The substitution of Conv2D layers with Dense layers in tested models has yielded some interesting insights into the adaptability of different zkML frameworks.

same-layer-param_cnn-dnn

Although the two models compared have approximately the save number of trainable parameters and layers, the abvoe bar charts indicate that variation results in a significant performance discrepancy. Specifically, the accuracy loss for ezkl surged from 0.0% to 17.68%, and the proving time for zkml escalated by 50.64% (from 14.715s to 22.168s), but the Circomlib-ml uniquely benefits from this structural change.
same-layer-param_cnn-dnn

This divergence in performance is further illustrated in this radar charts, which show a contraction in the performance areas of both zkml and ezkl when normalized against the best-performing framework. One of possible reasons of the performance enhancement observed for Circomlib-ml may be attributed to the considerable reduction in non-linear constraints, as detailed in the table below:

Model Name	Trainable Parameters	Non-Linear Constraints
`196_24_14_10`	5,228	24,826
`28_6_16_10_5`	5,142	2,558,720

Removal of Conv2d Layer

A similar trend is noted with the elimination of two Conv2D layers and a single Dense layer. Simplifying the architecture while maintaining the parameter count intuitively suggests a streamlined network. However, this results in a notable decrease in performance and suggests that both frameworks, particularly ezkl in resource mode, benefit from the inclusion of Conv2d layers in neural networks.

same-param_cnn-dnn

As showed above, it is also evident in the normalized data used for radar chart visualization.

same-param_cnn-dnn

And the significant decrease in non-linear constraints also reflects the improved performance for the Circomlib-ml.

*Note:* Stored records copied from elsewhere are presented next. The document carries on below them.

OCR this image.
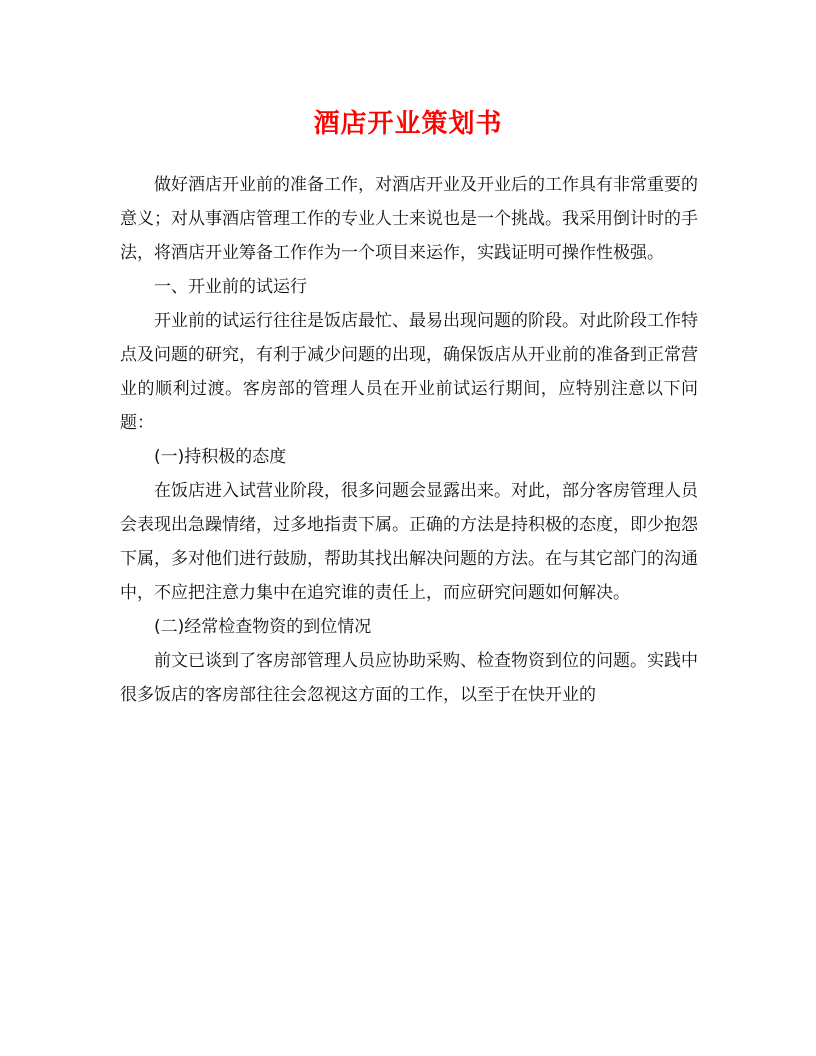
酒店开业策划书

做好酒店开业前的准备工作，对酒店开业及开业后的工作具有非常重要的意义；对从事酒店管理工作的专业人士来说也是一个挑战。我采用倒计时的手法，将酒店开业筹备工作作为一个项目来运作，实践证明可操作性极强。

一、开业前的试运行

开业前的试运行往往是饭店最忙、最易出现问题的阶段。对此阶段工作特点及问题的研究，有利于减少问题的出现，确保饭店从开业前的准备到正常营业的顺利过渡。客房部的管理人员在开业前试运行期间，应特别注意以下问题：

(一)持积极的态度

在饭店进入试营业阶段，很多问题会显露出来。对此，部分客房管理人员会表现出急躁情绪，过多地指责下属。正确的方法是持积极的态度，即少抱怨下属，多对他们进行鼓励，帮助其找出解决问题的方法。在与其它部门的沟通中，不应把注意力集中在追究谁的责任上，而应研究问题如何解决。

(二)经常检查物资的到位情况

前文已谈到了客房部管理人员应协助采购、检查物资到位的问题。实践中很多饭店的客房部往往会忽视这方面的工作，以至于在快开业的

Model Name	Trainable Parameters	Non-Linear Constraints
`784_56_10`	44,530	73,416
`28_6_16_120_84_10_5`	44,426	2,703,268

Summary

Throughout this comprehensive benchmarking effort, we rigorously evaluated four leading zkML frameworks across six DNN and CNN network architectures. Our analysis has surfaced several noteworthy insights into the performance dynamics of these frameworks. For a detailed exposition of our findings, please consult the complete report available at the following link

A principal discovery is the marked divergence in performance between two zk systems, zk-SNARKs and Halo2, particularly in their handling of neural networks. Circomlib-ml's approach to transpiling 'Conv2d' operators into circom incurs significant resource demands, contrasting with ezkl and zkml that were more influenced by variations in the number of layers and network parameters.

Furthermore, the fraud-proof system underpinning the opML framework demonstrated considerable promise in image classification tasks. Despite current limitations in operator support, the framework's performance on DNN models suggests it could be a viable alternative to traditional zkML frameworks. This is especially the case for applications that the assurance of any-trust: a single honest validator can enforce correct behavior—is sufficient.

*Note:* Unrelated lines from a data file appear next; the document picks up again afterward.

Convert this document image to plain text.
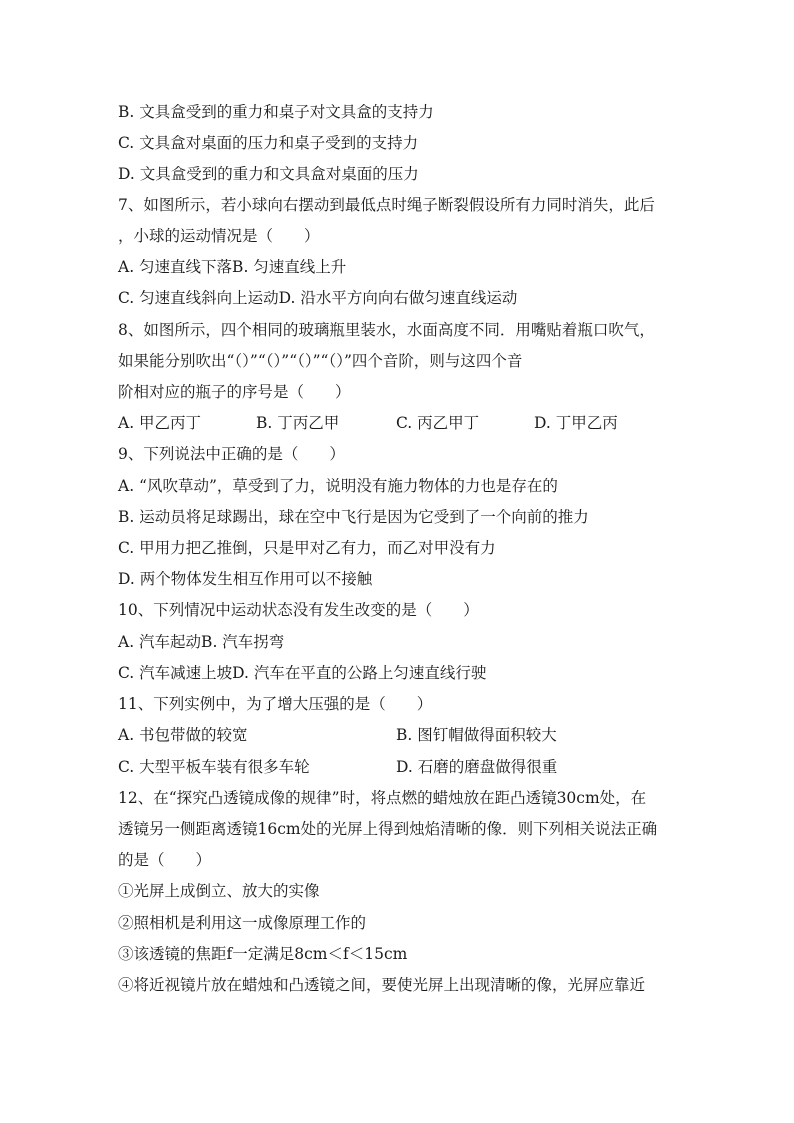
B. 文具盒受到的重力和桌子对文具盒的支持力
C. 文具盒对桌面的压力和桌子受到的支持力
D. 文具盒受到的重力和文具盒对桌面的压力
7、如图所示，若小球向右摆动到最低点时绳子断裂假设所有力同时消失，此后
，小球的运动情况是（　　）
A. 匀速直线下落B. 匀速直线上升
C. 匀速直线斜向上运动D. 沿水平方向向右做匀速直线运动
8、如图所示，四个相同的玻璃瓶里装水，水面高度不同．用嘴贴着瓶口吹气，
如果能分别吹出“（）”“（）”“（）”“（）”四个音阶，则与这四个音
阶相对应的瓶子的序号是（　　）
A. 甲乙丙丁	B. 丁丙乙甲	C. 丙乙甲丁	D. 丁甲乙丙
9、下列说法中正确的是（　　）
A. “风吹草动”，草受到了力，说明没有施力物体的力也是存在的
B. 运动员将足球踢出，球在空中飞行是因为它受到了一个向前的推力
C. 甲用力把乙推倒，只是甲对乙有力，而乙对甲没有力
D. 两个物体发生相互作用可以不接触
10、下列情况中运动状态没有发生改变的是（　　）
A. 汽车起动B. 汽车拐弯
C. 汽车减速上坡D. 汽车在平直的公路上匀速直线行驶
11、下列实例中，为了增大压强的是（　　）
A. 书包带做的较宽	B. 图钉帽做得面积较大
C. 大型平板车装有很多车轮	D. 石磨的磨盘做得很重
12、在“探究凸透镜成像的规律”时，将点燃的蜡烛放在距凸透镜30cm处，在
透镜另一侧距离透镜16cm处的光屏上得到烛焰清晰的像．则下列相关说法正确
的是（　　）
①光屏上成倒立、放大的实像
②照相机是利用这一成像原理工作的
③该透镜的焦距f一定满足8cm＜f＜15cm
④将近视镜片放在蜡烛和凸透镜之间，要使光屏上出现清晰的像，光屏应靠近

A critical aspect not examined in this benchmark is the scaling factor's influence on accuracy loss. Default settings were used for each framework:

Name	Proof System	Scale Factor
EZKL (resource)	Halo 2	2^4
EZKL (accuracy)	Halo 2	2^11
DDKang ZKML	Halo 2	2^16
Circomlib-ml	R1CS Groth16	10^18
opML	Fraud Proof	1*

1*: Since virtual machine used for opML support float point calcualtion, no scaling needs here.

It is worth noting that EZKL in accuracy mode achieved perfect accuracy on DNN models, in contrast to its resource mode's subpar performance, which demonstrates the importances of the scaling factor. However, Daniel Kang's zkml, despite a higher scaling factor and operating on the same proof system, did not outperform EZKL in accuracy mode. This raises pivotal questions about the potential for an optimal scaling factor that can balance performance with accuracy—a subject worths for further exploration.

As progress, it is essential to delve into the scaling factor's impact on performance trade-offs. Future investigations will seek to identify the 'golden ratio' of scaling that can optimize both accuracy and efficiency within zkML frameworks.